Airborne troops wrap up exercise amid booming howitzers and curious goats
By MARTIN EGNASH | STARS AND STRIPES Published: June 25, 2019
BOBOCU, Romania — The goats milling around the Humvees parked in a cornfield appeared unimpressed as Spc. Per Werner calmly stuck IV needles in soldiers’ arms on a blazing hot day in east-central Romania.
“You bleed a lot, sir. That’s the most blood I’ve ever had drop,” Werner, a combat medic with the Texas Army National Guard, told one of his patients as he treated a patient.
“It’s pretty hot outside, so we’re just doing some preventative maintenance, so nobody ends up as a heat [casualty],” Werner said, after parachuting into the area to treat both real and fake injuries as part of the multinational Swift Response exercise.
Werner was among more than 7,000 mostly airborne soldiers from eight NATO nations who “battled” through the Balkans in an exercise designed to test the U.S. Global Response Force, whose mission is to rapidly respond to unplanned crises. The nearly two-week exercise ended Tuesday.
The Global Response Force has long been an Army mission, but after 2001 it took a back seat to the wars in Iraq and Afghanistan. More recently, military leaders have renewed the mission’s focus.
“We’ve spent ... almost two decades training for counterinsurgency operations, but recent events have shown that there can be emergencies on the state level and region level that can happen quickly, and require a crisis response force,” said Lt. Col. Timothy Wright, whose 2nd Cavalry Regiment soldiers participated in the Romanian war games last week.
Russia’s annexation of Ukraine’s Crimean Peninsula in 2014 and the ongoing conflict with pro-Russian paramilitaries in eastern Ukraine “caught a lot of people by surprise,” and may have shown the world how important an emergency response force can be, he added.
To test out the Army’s ability to respond to a crisis in the Balkans, Swift Response created a scenario where NATO forces had to react to a “mixed-threat” enemy, armed with the small arms of a militia unit but also with larger vehicles and anti-aircraft guns of a regular military force, said U.S. Army Capt. Michael Lapadot, an intelligence officer with the 173rd Infantry Brigade Combat Team (Airborne).
The NATO forces parachuted into locations in Bulgaria, Croatia and Romania, beginning June 13. They fought back mock enemy attacks, often times in dense crop fields and under the watchful eyes of goats being led through the exercise area by astonished farmers.
Pfc. Eduardo Ortega, an artilleryman with the 173rd, spent most of that time firing his M777 155 mm howitzer at the “enemy,” played by U.S. and Romanian soldiers. He also pulled guard duty, hunkered down among the wheat stalks surrounding the guns.

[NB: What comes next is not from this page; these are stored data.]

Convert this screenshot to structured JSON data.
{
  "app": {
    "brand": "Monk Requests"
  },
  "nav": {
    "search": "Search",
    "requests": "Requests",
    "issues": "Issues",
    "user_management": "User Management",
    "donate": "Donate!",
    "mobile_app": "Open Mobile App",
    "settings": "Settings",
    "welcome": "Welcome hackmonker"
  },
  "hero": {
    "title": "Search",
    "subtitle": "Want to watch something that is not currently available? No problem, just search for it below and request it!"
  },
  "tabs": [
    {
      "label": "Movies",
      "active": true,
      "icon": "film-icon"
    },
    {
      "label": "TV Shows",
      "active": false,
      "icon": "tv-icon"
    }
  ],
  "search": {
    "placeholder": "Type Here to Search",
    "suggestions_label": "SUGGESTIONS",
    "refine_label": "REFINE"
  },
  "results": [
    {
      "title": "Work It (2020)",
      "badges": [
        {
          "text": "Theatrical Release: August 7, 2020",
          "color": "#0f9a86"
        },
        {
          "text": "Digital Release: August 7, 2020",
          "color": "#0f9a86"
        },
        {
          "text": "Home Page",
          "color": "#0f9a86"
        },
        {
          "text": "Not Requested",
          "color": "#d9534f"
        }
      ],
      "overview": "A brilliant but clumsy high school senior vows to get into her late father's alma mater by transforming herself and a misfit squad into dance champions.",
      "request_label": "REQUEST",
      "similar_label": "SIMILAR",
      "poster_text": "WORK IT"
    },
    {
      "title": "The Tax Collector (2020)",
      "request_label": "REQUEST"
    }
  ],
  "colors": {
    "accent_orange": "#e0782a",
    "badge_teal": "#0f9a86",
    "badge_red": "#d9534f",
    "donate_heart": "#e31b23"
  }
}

Though he said the 90-plus degree heat definitely made life uncomfortable, he added that working in the wheat fields hasn’t been too bad.
“I love my job, and making these [howitzers] fire,” Ortega said.

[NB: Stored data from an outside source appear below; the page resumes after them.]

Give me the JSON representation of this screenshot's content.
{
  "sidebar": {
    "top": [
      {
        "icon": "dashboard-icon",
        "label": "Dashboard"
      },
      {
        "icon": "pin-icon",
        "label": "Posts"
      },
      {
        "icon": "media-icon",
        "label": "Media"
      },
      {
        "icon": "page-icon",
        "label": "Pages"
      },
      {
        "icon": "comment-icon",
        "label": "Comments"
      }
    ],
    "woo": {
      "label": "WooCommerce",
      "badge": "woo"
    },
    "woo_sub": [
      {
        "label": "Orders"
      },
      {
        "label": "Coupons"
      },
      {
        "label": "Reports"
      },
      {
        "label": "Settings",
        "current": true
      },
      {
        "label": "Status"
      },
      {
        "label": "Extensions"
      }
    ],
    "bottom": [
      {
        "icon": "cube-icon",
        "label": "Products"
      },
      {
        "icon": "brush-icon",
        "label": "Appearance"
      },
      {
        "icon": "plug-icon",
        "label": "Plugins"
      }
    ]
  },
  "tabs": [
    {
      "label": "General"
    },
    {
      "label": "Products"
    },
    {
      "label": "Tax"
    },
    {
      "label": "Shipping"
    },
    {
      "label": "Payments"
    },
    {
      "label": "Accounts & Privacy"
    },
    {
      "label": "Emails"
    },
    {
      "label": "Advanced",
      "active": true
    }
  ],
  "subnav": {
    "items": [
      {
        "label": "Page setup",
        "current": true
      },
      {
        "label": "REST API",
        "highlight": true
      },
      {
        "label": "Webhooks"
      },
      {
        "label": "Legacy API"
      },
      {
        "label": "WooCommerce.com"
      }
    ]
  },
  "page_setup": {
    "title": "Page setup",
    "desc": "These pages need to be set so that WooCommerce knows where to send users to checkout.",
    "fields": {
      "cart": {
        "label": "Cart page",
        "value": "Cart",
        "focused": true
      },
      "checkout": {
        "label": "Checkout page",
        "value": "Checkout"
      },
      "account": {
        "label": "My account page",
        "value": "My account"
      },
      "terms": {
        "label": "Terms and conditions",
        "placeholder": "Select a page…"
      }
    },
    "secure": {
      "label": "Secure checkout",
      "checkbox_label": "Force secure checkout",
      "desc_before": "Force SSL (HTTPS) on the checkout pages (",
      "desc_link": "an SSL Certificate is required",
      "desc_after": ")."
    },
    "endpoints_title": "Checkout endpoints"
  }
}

Although Ortega and his crew were very busy throughout the exercise, its goal didn’t escape him.
“A war can happen at any time,” he said. “We need to be able to jump into a place, and be able to fight, whenever.”
The U.S.-led drills were even more important for the European participants, as they are more likely to be affected by a threat from outside of NATO, said German Lt. Col. Markus Hafner, commander of the multinational parachute task force during the training.
“I think it is very important to conduct exercises in Eastern Europe, both in the Black Sea Region as well as the Baltics,” Hafner said. “For the allies in these countries, it sends a strong message that the alliance is both willing and capable to fulfill its obligation and promise to each other to defend the alliance’s territory.”